LISTEN UP FUCKA RODGER, YOU CAN SUCK MAH DICK
YOU JUST A POSER DAWG, YOU MAKE A SWEDISH CHEF SICK
YOU AIN’T DOWN WITH THE TICK, YOU FROM DA WRONG NEIGHBORHOOD
I DROP DA BEATS AND BASS LOW AND I’M DOIN’ DEM GOOD
YOU’RE GOIN’ DOWN LIKE O’REILLY, YA HEAR DAT MISTER RODGER
YA RELATED TO AN ALIEN, YA PURPLE SWEATER DODGER
CALL ME LIMP BIZKIT OR VANILLA ICE BUT I’M MORE OF KENDRICK LAMAR
TO LEAVE WORK EARLY I DRIVE A '69 CHEVY CAR
NAH I DON’T FEEL YA DAWG, MY SWEATER HAS SOME PURPLE SWAG
MEAN LOOK WHOSE TALKIN’ NOW ANYWAY, GO BACK TO SMOKIN’ A SHITTY FAG
DAT MEANS CIGARS BY DA WAY, REGARDLESS I’M THE REAL DEAL
I'M THA REAL MISTER RODGERS HERE, APPROVE DAT BY YER SEAL
I’M MORE THE ONE WHO DROP THE BEATS ON PUBLIC TV
HAVE SOME FEGATINI, DAT’S WHAT I JUST SAID, YA SEE
YA BELONG MORE IN A DUDLEY DOO-RIGHT LOST EPISODE
NOT EVEN IN THE MUPPETS WORLD, LET YA MIND EXPLODE
YA MAY HAVE PROMOTED TACO BELL, BUT WHERE THA DEW AND DORITO’S
YER A LITTLE PIECE OF SHIT WHO COULD NOT EVEN AFFORD SOME HOES
WHO NEEDS MONEY FOR YA ANYWAY, I’M A BIGGER DEAL IN DIS PLACE
EVEN DA ENTIRE WORLD, NOW GET THA FUCK OUTTA MAH FACE
I’M THA ONLY ONE WHO RIDES IN MR. BONES’ WILD RIDE
YA LOOK LIKE YA HAVE SOMETHIN’ TO HIDE
OH WAIT, YER DISHONEST AS BALLS, YA KILLED A GORILLA YA PRICK
DO YA WANNA WATCH THA LOST EPISODE OF THA TICK
CRY ME A RIVER YA TWAT, YA DON’T UNDERSTAND
DIS RIGHT HERE IS TRUE ART, BEING SPECIAL; GOTTA HAND
WAIT YER AS SPECIAL AS A SNOBBY BRATTY CHILD
NO WONDER YA TRIED SO HARD TO RAP BUT YER RAP IS TOO WILD
YA TRASH, YA BELONG UNDER TROLLPASTAS
YA AIN’T DANK ENOUGH TO BE SELLIN’ A SHITLOAD OF RASTAS
I’M THE TRUE CREEPYPASTA AND YA CHEF HAT YA AIN’T
I EAT 99 CENT TACOS THAN YA NOW GO OVER THERE AND FAINT
“Who won? The Swedish Chef or Mister Rodgers? You decide if you find more clues and answers!” a voice of George Jetson yelled.
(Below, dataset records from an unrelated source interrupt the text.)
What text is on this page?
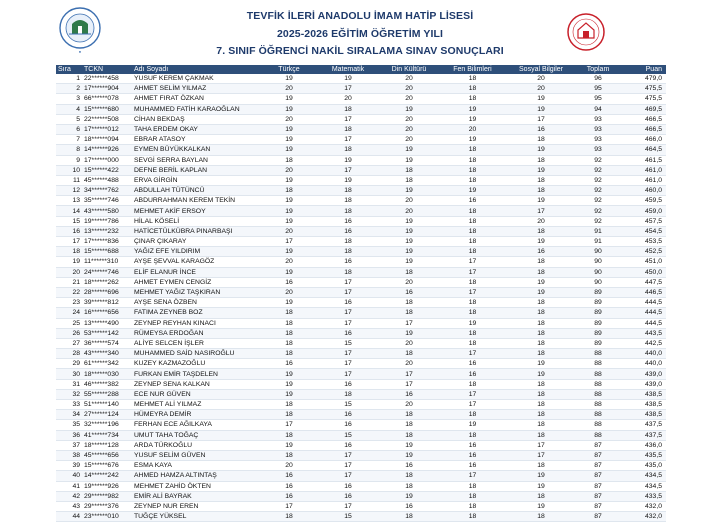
●
TEVFİK İLERİ ANADOLU İMAM HATİP LİSESİ
2025-2026 EĞİTİM ÖĞRETİM YILI
7. SINIF ÖĞRENCİ NAKİL SIRALAMA SINAV SONUÇLARI
Sıra	TCKN	Adı Soyadı	Türkçe	Matematik	Din Kültürü	Fen Bilimleri	Sosyal Bilgiler	Toplam	Puan
1	22******458	YUSUF KEREM ÇAKMAK	19	19	20	18	20	96	479,0
2	17******904	AHMET SELİM YILMAZ	20	17	20	18	20	95	475,5
3	66******078	AHMET FIRAT ÖZKAN	19	20	20	18	19	95	475,5
4	15******680	MUHAMMED FATİH KARAOĞLAN	19	18	19	19	19	94	469,5
5	22******508	CİHAN BEKDAŞ	20	17	20	19	17	93	466,5
6	17******012	TAHA ERDEM OKAY	19	18	20	20	16	93	466,5
7	18******094	EBRAR ATASOY	19	17	20	19	18	93	466,0
8	14******926	EYMEN BÜYÜKKALKAN	19	18	19	18	19	93	464,5
9	17******000	SEVGİ SERRA BAYLAN	18	19	19	18	18	92	461,5
10	15******422	DEFNE BERİL KAPLAN	20	17	18	18	19	92	461,0
11	45******488	ERVA GİRGİN	19	19	18	18	18	92	461,0
12	34******762	ABDULLAH TÜTÜNCÜ	18	18	19	19	18	92	460,0
13	35******746	ABDURRAHMAN KEREM TEKİN	19	18	20	16	19	92	459,5
14	43******580	MEHMET AKİF ERSOY	19	18	20	18	17	92	459,0
15	19******786	HİLAL KÖSELİ	19	16	19	18	20	92	457,5
16	13******232	HATİCETÜLKÜBRA PINARBAŞI	20	16	19	18	18	91	454,5
17	17******836	ÇINAR ÇIKARAY	17	18	19	18	19	91	453,5
18	15******688	YAĞIZ EFE YILDIRIM	19	18	19	18	16	90	452,5
19	11******310	AYŞE ŞEVVAL KARAGÖZ	20	16	19	17	18	90	451,0
20	24******746	ELİF ELANUR İNCE	19	18	18	17	18	90	450,0
21	18******262	AHMET EYMEN CENGİZ	16	17	20	18	19	90	447,5
22	28******696	MEHMET YAĞIZ TAŞKIRAN	20	17	16	17	19	89	446,5
23	39******812	AYŞE SENA ÖZBEN	19	16	18	18	18	89	444,5
24	16******656	FATIMA ZEYNEB BOZ	18	17	18	18	18	89	444,5
25	13******490	ZEYNEP REYHAN KINACI	18	17	17	19	18	89	444,5
26	53******142	RÜMEYSA ERDOĞAN	18	16	19	18	18	89	443,5
27	36******574	ALİYE SELCEN İŞLER	18	15	20	18	18	89	442,5
28	43******340	MUHAMMED SAİD NASIROĞLU	18	17	18	17	18	88	440,0
29	61******342	KUZEY KAZMAZOĞLU	16	17	20	16	19	88	440,0
30	18******030	FURKAN EMİR TAŞDELEN	19	17	17	16	19	88	439,0
31	46******382	ZEYNEP SENA KALKAN	19	16	17	18	18	88	439,0
32	55******288	ECE NUR GÜVEN	19	18	16	17	18	88	438,5
33	51******140	MEHMET ALİ YILMAZ	18	15	20	17	18	88	438,5
34	27******124	HÜMEYRA DEMİR	18	16	18	18	18	88	438,5
35	32******196	FERHAN ECE AĞILKAYA	17	16	18	19	18	88	437,5
36	41******734	UMUT TAHA TOĞAÇ	18	15	18	18	18	88	437,5
37	18******128	ARDA TÜRKOĞLU	19	16	19	16	17	87	436,0
38	45******656	YUSUF SELİM GÜVEN	18	17	19	16	17	87	435,5
39	15******676	ESMA KAYA	20	17	16	16	18	87	435,0
40	14******242	AHMED HAMZA ALTINTAŞ	16	17	18	17	19	87	434,5
41	19******926	MEHMET ZAHİD ÖKTEN	16	16	18	18	19	87	434,5
42	29******982	EMİR ALİ BAYRAK	16	16	19	18	18	87	433,5
43	29******376	ZEYNEP NUR EREN	17	17	16	18	19	87	432,0
44	23******010	TUĞÇE YÜKSEL	18	15	18	18	18	87	432,0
After that nonsense... Crash Bandicoot wearing a Jeff the Killer costume appeared out of nowhere with Gonzo running and yelling, “OH MY GOD!” He shoves the Swedish Chef’s knife up his ass. Crash Bandicoot appeared who looked like that one angrier version of Chandler from Friends. It turns out that he was in a disguise all along. Crash said the following, “Who am I?” Kermit asked by staring at me with red bloodshot demon eyes. “Yes Dave… who is that?” I tried to figure out who it is… is it Droopy? Is it Timmy Turner? Is it Hank Hill? Is it Zoidberg? Is it Jake the Dog? Is it Uncle Phil? Or that one host from Reading Rainbow?
“Time is running out? Who is that?!” yelled a voice of George Jetson. I hurried as fast as I can to figure out whatever the hell that is… “WHO?!” a voice shrieked. “WHO!?!” I panicked so hard I could not answer; and at that point… time was up. “Ya sack of nuts and bolts, I’m laughing that you, especially everyone in this futuristic world- YOU. ARE. RETARDED.” I was insulted from my intelligence, but I should’ve known… that bandicoot was actually the North American sasquatch.
At this point in the entire episode people were murdering each other, causing the set to be destroyed. Hell, I even heard similar noises to that outside. People running and- oh god! Holy shit! Fozzie Bear and his nationalist army! They were already knocking on my door and I was terrified by this. I tried to use my Barbie phone to call the police, the NYPD, Metro, SWAT, the CIA, the KGB, even the town’s insane asylum. Maybe I needed to be taken away. But they broke the door, they got in, they were running and they attacked me as I fainted.
I woke up sometime later to find out that the lost episodes and any sort of pastas that Dave read were real! George Jetson smiled and… shoved three testicles down my throat as the Disneyland parks were attacked. And it occurred to me… we are the lizards.
The moral of the story. If you find another lost episode... all of this will happen. Even if these episodes are fake and I mean hell, some lost episodes try desparate to be scary. In such tragedies in the world, all lost episodes include the one Dave has been reading for four and a half years... these lost episodes... are... real...
We all remember the 1997 series King of the Hill- *thud*
DID I DO THAT?!? I SAID- DID- I- YA-BA-DABA-DOOOOO THAAAAAAAAAAAAAAAAAAAAAAA error. error. error. error. system malfunction. error. errrrr-
THE END! HAVE A HAPPY HALLOWEEN! I LOVE YOU VERY, VERY MUCH!